Yang perlu diingat adalah: penularan HIV/AIDS melalui hubungan seksual (seks penertrasi vaginal dan anal) bukan karena sifat hubungan seksual, tapi kondisi saat terjadi hubungan seksual (salah satu atau keduanya mengidap HIV/AIDS dan laki-laki tidak memakai kondom). Ini fakta!
Kalau sepasang gay HIV-negatif tidak akan pernah terjadi penularan HIV biarpun yang menganal tidak pakai kondom.
Disebutkan penularan HIV/AIDS karena faktor risiko LGBT, lalu bagaimana dengan pasangan suami-istri yg melakukan perilaku seks LGBT? Misalnya, seks oral dan anal serta posisi '69'.

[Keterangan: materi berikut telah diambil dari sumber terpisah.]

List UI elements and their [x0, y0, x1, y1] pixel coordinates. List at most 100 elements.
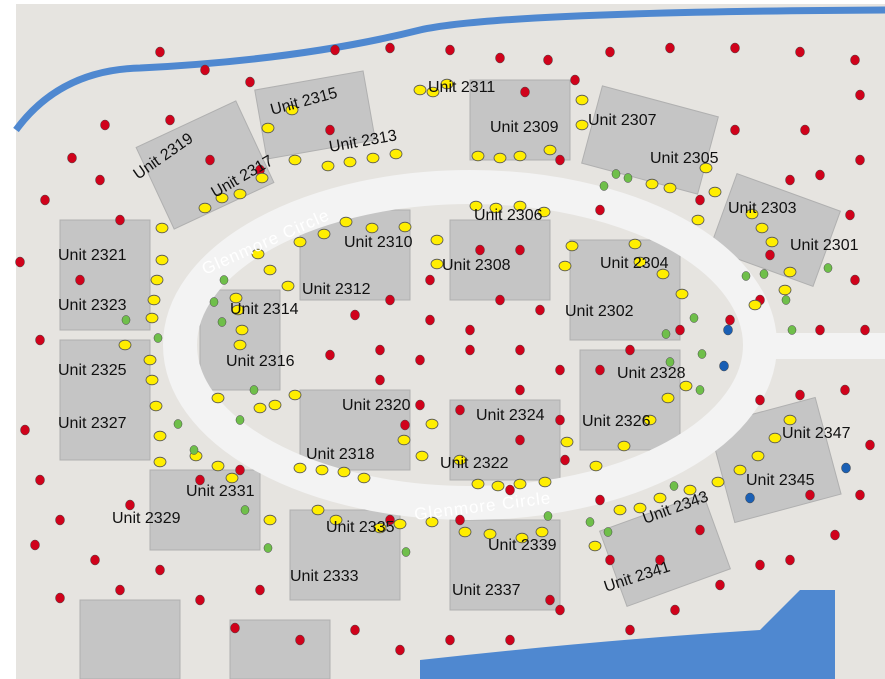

Jika memakai patokan pada pernyataan dalam berita ini, maka pasangan suami-istri yang sah menurut agama dan hukum akan tertular HIV/AIDS jika melalukan faktor risiko LGBT.
Disebutkan dalam berita: Jumlah tersebut baru berdasarkan temuan kasus HIV, sementara masih banyak perilaku LGBT yang belum teridentifikasi, terutama di kalangan remaja.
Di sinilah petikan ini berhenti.